According to the National Endowment for the Arts, fewer than half of adult Americans report having read a work of creative literature during the previous year, more than a ten percent decline since 1982. (2004 NEA report here, http:/www.nea.gov/pub/ReadingatRisk.pdf, and updated here, https://www.nea.gov/research/ToRead.pdf)

Caleb Crain does a detailed analysis of this trend in the Christmas Eve issue of The New Yorker (and what a lump of coal that was). https://www.newyorker.com/arts/critics/atlarge/2007/12/24/071224crat_atlarge_crain?currentPage=all. His focus is largely on the effect of this trend (e.g., a decline in the ability to think abstractly), not the cause, and the NEA doesn’t directly address caustion either; it reports only a correlation with increased participation with electronic media.

That’s the conventional wisdom, I suppose, that there are too many other media competing for our attention. Back in the heyday of reading, it was either read or whittle, and eventually you ran out of wood.

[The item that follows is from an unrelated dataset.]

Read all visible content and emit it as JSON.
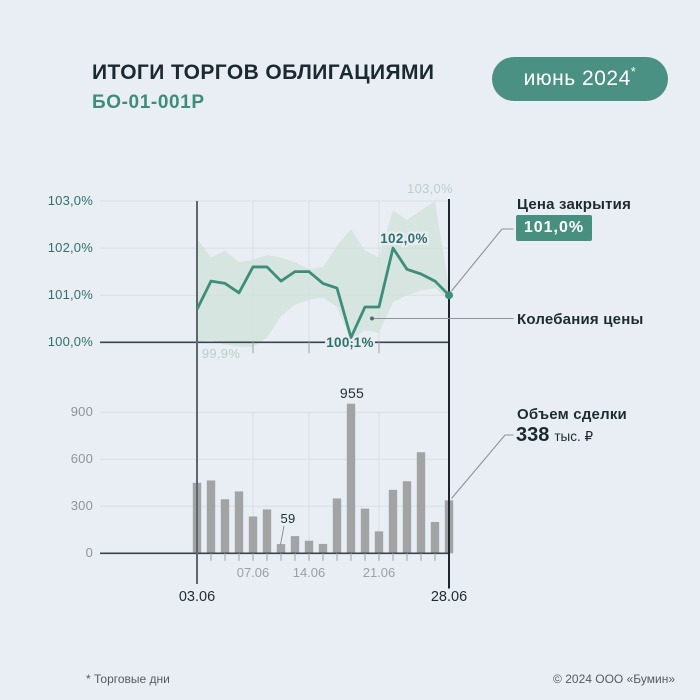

But I’m afraid that it might be more than just a question of time allocation. I’m afraid the trend shows a societal backlash against literature by an increasingly anti-elitist population. Crain notes that literary reading might someday become the province of a special “reading class,” as it was in the 1800’s, but without the prestige of exclusivity that it had in that era; instead, it will be regarded simply as an arcane hobby.

Literary reading used to be something that non-readers aspired to, not scoffed at. In the pre-mechanization cigar factories in Ybor City, Florida, the workers would listen to a lector read great works of literature while they hand-rolled each cigar. (This practice inspired the Pulitzer-prize winning play, Anna in the Tropics, by Nilo Cruz.) Can you imagine assembly-line workers today giving their rapt attention to a well-dressed lector reading Anna Karenina? There would be jeers and catcalls, cries to shut the f__ up.

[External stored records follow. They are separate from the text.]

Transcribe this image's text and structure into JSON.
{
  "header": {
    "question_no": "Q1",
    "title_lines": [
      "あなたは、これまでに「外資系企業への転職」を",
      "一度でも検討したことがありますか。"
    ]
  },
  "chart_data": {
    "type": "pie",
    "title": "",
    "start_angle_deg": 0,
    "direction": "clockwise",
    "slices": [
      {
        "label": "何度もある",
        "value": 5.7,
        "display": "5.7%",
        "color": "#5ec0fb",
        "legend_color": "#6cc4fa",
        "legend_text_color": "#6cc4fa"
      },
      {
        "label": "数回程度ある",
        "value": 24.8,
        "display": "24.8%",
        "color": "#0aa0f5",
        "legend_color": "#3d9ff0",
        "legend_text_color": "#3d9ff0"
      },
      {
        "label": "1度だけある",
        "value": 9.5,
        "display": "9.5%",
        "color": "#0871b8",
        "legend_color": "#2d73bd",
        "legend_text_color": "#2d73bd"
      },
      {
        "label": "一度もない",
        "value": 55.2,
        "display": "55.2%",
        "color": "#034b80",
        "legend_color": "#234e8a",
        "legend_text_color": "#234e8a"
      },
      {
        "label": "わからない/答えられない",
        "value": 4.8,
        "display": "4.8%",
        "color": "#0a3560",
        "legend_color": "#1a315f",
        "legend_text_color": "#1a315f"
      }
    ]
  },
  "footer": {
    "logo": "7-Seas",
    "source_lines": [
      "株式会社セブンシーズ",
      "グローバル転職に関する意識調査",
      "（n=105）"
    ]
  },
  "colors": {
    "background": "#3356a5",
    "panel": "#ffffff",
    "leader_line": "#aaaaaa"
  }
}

Egalitarianism is usually a good thing, but not when it fosters an attitude that nothing and no one is better than me, and I don’t need to aspire to nothing. Literary reading isn’t just overlooked in the flurry of multiple media, it’s rejected as too snooty, too condescending, and who you think you’re talking to?

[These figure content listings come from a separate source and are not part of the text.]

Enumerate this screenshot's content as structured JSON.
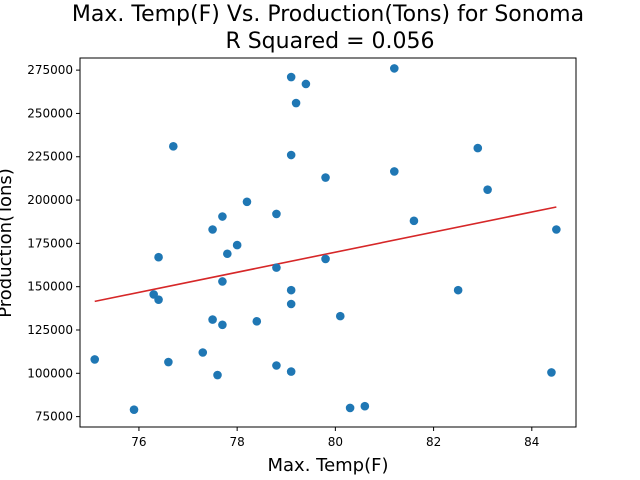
{
  "chart_data": {
    "type": "scatter",
    "title_line1": "Max. Temp(F) Vs. Production(Tons) for Sonoma",
    "title_line2": "R Squared =  0.056",
    "xlabel": "Max. Temp(F)",
    "ylabel": "Production(Tons)",
    "xlim": [
      74.8,
      84.9
    ],
    "ylim": [
      69000,
      282000
    ],
    "xticks": [
      76,
      78,
      80,
      82,
      84
    ],
    "xtick_labels": [
      "76",
      "78",
      "80",
      "82",
      "84"
    ],
    "yticks": [
      75000,
      100000,
      125000,
      150000,
      175000,
      200000,
      225000,
      250000,
      275000
    ],
    "ytick_labels": [
      "75000",
      "100000",
      "125000",
      "150000",
      "175000",
      "200000",
      "225000",
      "250000",
      "275000"
    ],
    "grid": false,
    "series": [
      {
        "marker_color": "#1f77b4",
        "points": [
          [
            75.1,
            108000
          ],
          [
            75.9,
            79000
          ],
          [
            76.3,
            145500
          ],
          [
            76.4,
            142500
          ],
          [
            76.4,
            167000
          ],
          [
            76.6,
            106500
          ],
          [
            76.7,
            231000
          ],
          [
            77.3,
            112000
          ],
          [
            77.5,
            183000
          ],
          [
            77.5,
            131000
          ],
          [
            77.6,
            99000
          ],
          [
            77.7,
            190500
          ],
          [
            77.7,
            153000
          ],
          [
            77.7,
            128000
          ],
          [
            77.8,
            169000
          ],
          [
            78.0,
            174000
          ],
          [
            78.2,
            199000
          ],
          [
            78.4,
            130000
          ],
          [
            78.8,
            192000
          ],
          [
            78.8,
            161000
          ],
          [
            78.8,
            104500
          ],
          [
            79.1,
            271000
          ],
          [
            79.1,
            226000
          ],
          [
            79.1,
            148000
          ],
          [
            79.1,
            140000
          ],
          [
            79.1,
            101000
          ],
          [
            79.2,
            256000
          ],
          [
            79.4,
            267000
          ],
          [
            79.8,
            213000
          ],
          [
            79.8,
            166000
          ],
          [
            80.1,
            133000
          ],
          [
            80.3,
            80000
          ],
          [
            80.6,
            81000
          ],
          [
            81.2,
            276000
          ],
          [
            81.2,
            216500
          ],
          [
            81.6,
            188000
          ],
          [
            82.5,
            148000
          ],
          [
            82.9,
            230000
          ],
          [
            83.1,
            206000
          ],
          [
            84.4,
            100500
          ],
          [
            84.5,
            183000
          ]
        ]
      }
    ],
    "fit_line": {
      "color": "#d62728",
      "x": [
        75.1,
        84.5
      ],
      "y": [
        141500,
        196000
      ]
    }
  }
}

The same attitude is apparently at work in the growing (and also alarming) trend of newspapers to drop their book reviews. The former book editor of the L.A. Times blamed it on “faux populism,” explaining that only the books that can be understood by the greatest number of readers can be reviewed, because anything else smacks of elitism. https://vueweekly.com/articles/default.aspx?i=7761

What’s the solution? We’re not going to change the nature of the populace, but we could change the way literature is presented to them. We should stop force-feeding archaic texts to our high school students. Yes, Shakespeare was brilliant, but save him for college. Teach literature as a form of entertainment and not torture. Make it accessible. Make it fun.